The point extended beyond workforce development for its own sake to continuity concerns. Systems can only remain transparent and governable if sufficient individuals within the ecosystem understand how they were constructed and how they behave operationally.
The masterclass reinforced that at scale, trust is not static. It must be actively operated—through system availability, visibility into components, and ability to service AI without external dependence.
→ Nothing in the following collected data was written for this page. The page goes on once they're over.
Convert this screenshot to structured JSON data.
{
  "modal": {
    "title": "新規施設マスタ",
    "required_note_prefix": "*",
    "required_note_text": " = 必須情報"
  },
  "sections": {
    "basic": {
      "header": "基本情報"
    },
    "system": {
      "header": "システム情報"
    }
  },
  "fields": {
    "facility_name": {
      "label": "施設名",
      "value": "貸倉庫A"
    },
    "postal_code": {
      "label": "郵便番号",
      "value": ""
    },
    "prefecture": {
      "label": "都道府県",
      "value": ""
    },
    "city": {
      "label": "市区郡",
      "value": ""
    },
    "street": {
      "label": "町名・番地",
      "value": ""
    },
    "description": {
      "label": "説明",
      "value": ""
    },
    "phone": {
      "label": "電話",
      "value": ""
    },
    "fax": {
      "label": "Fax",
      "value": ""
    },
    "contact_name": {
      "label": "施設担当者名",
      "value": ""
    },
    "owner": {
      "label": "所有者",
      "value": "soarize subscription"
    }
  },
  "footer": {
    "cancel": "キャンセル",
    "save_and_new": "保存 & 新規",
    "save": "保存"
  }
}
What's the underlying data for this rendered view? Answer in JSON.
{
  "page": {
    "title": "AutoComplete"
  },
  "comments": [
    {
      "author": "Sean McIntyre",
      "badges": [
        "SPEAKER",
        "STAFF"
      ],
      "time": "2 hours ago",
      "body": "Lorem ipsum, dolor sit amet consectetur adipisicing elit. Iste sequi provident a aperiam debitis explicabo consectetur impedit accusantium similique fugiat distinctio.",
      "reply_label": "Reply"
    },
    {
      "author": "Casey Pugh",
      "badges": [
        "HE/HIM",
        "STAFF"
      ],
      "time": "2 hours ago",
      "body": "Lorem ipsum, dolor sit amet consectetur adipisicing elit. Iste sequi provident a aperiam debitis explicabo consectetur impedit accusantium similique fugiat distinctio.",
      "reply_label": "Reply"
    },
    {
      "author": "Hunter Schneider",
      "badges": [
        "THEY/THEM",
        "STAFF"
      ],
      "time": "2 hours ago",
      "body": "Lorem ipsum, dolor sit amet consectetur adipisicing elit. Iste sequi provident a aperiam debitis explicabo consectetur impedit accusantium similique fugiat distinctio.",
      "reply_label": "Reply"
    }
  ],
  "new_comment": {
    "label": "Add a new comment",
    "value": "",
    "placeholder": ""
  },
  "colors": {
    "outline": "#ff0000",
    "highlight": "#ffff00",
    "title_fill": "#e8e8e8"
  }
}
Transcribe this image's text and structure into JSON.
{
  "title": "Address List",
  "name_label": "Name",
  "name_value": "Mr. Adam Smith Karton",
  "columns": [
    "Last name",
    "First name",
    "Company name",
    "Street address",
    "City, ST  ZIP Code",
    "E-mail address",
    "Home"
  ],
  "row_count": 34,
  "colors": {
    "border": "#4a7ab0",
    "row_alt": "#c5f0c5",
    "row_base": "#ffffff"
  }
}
These guarantees rest equally on human capability as on infrastructure and policy frameworks.
Transforming AI Momentum into Sustainable Methodology
The most valuable outcome of the afternoon summit did not materialize as a singular announcement but rather as a clearer, more disciplined understanding of what sovereign AI genuinely demands once ambition yields to execution.
The opening premise held firm: artificial intelligence is now usable at scale, fundamentally altering the challenge's nature. By the day's conclusion, conversations had narrowed into more exacting territory. Sovereign AI does not represent a model milestone or policy declaration. It constitutes an operating discipline—control over data movement, infrastructure choices matching real workloads, governance embedded sufficiently early to accelerate rather than stall progress, and inclusion treated as design constraint rather than downstream fix.
What the summit rendered visible is that these choices are already being made, whether explicitly or by default. Systems are being deployed. Dependencies are forming. Architectural decisions are hardening into long-term pathways.
If India's sovereign AI narrative is to be written as genuine capability rather than aspiration, the decisive factor will involve not momentum alone but method. Alignment between public digital rails and enterprise execution. Balance between speed and trust. Harmony between the scale India can achieve—and the systems it can sustain once arriving there.